Backend Web Development


Apa itu backend web development?Backend Web lebih bertanggung jawab atas penerapan teknologi layanan untuk produk, termasuk logika bisnis, penyimpanan dan pemrosesan data, pemrosesan antrian pesan, dan sebagainya. Dan implementasi antarmuka server produk termasuk antarmuka front-end, antarmuka pihak ketiga, antarmuka internal sistem layanan, dll. 

Backend web development terutama untuk berinteraksi dengan database untuk memproses logika bisnis yang sesuai. Backend web dapat digunakan untuk mengembangkan bahasa seperti java, php, jsp, .NET, dan menguasai beberapa kerangka backend umum.

Backend Web Development Perlu Memiliki Skill Seperti di Bawah Ini.

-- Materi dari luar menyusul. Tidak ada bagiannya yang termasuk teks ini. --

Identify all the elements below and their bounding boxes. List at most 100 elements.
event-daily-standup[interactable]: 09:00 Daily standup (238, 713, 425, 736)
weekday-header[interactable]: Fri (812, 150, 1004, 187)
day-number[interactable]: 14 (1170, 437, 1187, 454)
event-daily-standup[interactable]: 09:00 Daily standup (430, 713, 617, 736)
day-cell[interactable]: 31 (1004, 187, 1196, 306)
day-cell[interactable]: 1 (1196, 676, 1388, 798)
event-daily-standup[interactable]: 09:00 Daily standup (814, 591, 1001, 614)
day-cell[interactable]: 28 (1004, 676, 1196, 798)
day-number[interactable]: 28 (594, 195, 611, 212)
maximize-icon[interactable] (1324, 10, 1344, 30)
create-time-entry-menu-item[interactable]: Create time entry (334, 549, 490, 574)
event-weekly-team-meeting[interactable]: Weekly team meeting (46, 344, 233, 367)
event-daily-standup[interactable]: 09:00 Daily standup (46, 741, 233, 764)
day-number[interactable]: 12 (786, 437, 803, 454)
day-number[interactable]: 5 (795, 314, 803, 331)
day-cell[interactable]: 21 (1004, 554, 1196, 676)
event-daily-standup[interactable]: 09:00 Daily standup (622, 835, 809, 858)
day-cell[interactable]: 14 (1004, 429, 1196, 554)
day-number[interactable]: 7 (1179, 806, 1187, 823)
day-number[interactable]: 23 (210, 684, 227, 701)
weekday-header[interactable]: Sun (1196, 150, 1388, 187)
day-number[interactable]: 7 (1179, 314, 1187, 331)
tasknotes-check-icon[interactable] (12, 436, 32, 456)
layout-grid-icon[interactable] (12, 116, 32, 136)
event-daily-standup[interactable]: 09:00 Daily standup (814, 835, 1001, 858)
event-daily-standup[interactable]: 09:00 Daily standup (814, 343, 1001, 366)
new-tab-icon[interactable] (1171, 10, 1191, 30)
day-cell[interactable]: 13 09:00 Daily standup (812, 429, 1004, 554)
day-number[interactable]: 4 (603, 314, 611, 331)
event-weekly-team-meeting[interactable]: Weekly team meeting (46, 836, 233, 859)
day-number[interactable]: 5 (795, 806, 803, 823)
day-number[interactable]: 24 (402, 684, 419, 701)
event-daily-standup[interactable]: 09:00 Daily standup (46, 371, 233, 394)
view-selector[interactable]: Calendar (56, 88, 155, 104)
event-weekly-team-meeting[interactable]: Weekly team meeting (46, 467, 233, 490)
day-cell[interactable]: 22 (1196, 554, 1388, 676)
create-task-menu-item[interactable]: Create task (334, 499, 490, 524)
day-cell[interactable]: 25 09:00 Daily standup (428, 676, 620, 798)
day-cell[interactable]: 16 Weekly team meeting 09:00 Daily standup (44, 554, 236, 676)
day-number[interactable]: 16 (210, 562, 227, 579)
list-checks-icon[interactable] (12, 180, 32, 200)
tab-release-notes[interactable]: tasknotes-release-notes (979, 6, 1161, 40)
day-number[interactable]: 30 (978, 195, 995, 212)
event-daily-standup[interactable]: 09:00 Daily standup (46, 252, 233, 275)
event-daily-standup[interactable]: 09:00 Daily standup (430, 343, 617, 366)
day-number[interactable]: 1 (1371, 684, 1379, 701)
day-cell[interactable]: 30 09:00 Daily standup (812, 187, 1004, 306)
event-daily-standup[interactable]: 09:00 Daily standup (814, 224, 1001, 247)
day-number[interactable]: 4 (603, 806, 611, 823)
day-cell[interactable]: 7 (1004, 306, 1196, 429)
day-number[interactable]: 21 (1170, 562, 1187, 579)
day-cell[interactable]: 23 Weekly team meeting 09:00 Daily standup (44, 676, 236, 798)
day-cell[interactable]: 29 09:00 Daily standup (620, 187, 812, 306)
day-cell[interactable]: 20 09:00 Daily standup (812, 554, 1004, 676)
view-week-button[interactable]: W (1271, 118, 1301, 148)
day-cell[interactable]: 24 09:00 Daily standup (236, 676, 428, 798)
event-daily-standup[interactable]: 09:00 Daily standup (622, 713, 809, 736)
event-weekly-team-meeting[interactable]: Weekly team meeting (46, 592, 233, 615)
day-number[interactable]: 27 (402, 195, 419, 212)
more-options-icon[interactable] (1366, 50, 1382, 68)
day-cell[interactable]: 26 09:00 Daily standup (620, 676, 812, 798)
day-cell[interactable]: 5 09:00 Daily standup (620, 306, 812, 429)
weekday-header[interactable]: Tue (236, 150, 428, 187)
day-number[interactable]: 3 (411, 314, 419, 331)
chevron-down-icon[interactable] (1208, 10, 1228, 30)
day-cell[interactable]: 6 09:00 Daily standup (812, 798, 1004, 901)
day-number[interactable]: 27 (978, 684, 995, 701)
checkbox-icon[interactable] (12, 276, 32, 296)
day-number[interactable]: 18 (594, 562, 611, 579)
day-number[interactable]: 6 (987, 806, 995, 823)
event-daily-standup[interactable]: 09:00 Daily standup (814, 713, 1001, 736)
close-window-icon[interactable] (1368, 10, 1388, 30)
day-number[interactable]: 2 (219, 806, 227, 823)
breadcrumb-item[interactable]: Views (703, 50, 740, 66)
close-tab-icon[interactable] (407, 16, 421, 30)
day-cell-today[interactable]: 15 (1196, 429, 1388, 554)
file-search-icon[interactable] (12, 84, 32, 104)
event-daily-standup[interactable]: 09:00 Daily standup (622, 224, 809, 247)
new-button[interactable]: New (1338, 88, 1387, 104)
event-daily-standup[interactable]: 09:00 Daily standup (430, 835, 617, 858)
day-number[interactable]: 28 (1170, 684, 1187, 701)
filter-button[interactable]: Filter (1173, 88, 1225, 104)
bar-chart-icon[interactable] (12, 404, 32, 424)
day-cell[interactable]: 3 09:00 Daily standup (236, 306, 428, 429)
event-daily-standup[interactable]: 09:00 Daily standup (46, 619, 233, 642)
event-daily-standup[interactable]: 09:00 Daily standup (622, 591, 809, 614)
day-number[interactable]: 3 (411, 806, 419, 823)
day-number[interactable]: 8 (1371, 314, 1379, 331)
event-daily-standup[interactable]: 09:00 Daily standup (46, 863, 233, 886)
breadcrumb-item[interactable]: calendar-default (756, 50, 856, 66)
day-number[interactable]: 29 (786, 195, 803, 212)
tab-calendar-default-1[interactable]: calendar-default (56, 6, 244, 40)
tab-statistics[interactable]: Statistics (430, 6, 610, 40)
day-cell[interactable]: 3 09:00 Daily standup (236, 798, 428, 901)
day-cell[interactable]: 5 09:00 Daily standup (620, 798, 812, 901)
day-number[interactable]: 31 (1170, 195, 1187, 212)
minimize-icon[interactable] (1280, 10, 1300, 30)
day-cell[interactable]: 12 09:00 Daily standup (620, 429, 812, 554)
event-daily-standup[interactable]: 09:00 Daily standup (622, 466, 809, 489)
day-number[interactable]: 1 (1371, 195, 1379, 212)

  1. Saat ini, sebagian besar perusahaan memerlukan konkurensi tinggi dan pengalaman pemrosesan data yang besar di sisi server. Singkatnya, ini adalah untuk mengoptimalkan kemampuan server untuk menangani transaksi bersamaan yang tinggi.
  2. Mahir dalam java, php, jsp, servlet, java bean, JMS, EJB, Jdbc, pengembangan Flex, sangat akrab dengan alat terkait, perpustakaan kelas dan kerangka kerja, kerangka kerja back-end yang umum digunakan seperti kerangka kerja SSM (Spring + SpringMVC + MyBatis), Velocity, Hibernate, iBatis, OSGI, dll., Memiliki pemahaman mendalam tentang model pengembangan.
  3. Setidaknya terbiasa dengan database relasional seperti, mysql, oracle. Akrab dengan alat manajemen database yang umum digunakan seperti oracle, sqlserver, SQL Develpoer, PLSQL, MySQL Workbench, dll., Memiliki kemampuan desain yang kuat untuk database.
  4. Akrab dengan alat manajemen konfigurasi sistem pakar, akrab dengan server aplikasi seperti tomcat, jboss, dll. Pada saat yang sama, mereka yang memiliki pengalaman yang relevan dalam penyetelan beban di bawah pemrosesan data bersamaan yang tinggi lebih disukai.
  5. Mahir dalam analisis berorientasi objek dan teknologi desain, termasuk pola desain, pemodelan UML, dll.
  6. Akrab dengan pemrograman jaringan, memiliki pengalaman dan kemampuan untuk merancang dan mengembangkan antarmuka API eksternal dan memiliki desain spesifikasi API lintas-platform dan kemampuan desain API secara efisien.
  7. Akrab dengan pengetahuan front-end
Namun, pada kenyataannya front-end web development back-end web development saling melengkapi. Front-end web development bertanggung jawab untuk desain interaksi. Desain interaksi dengan back-end development diperlukan untuk menyelesaikan proyek.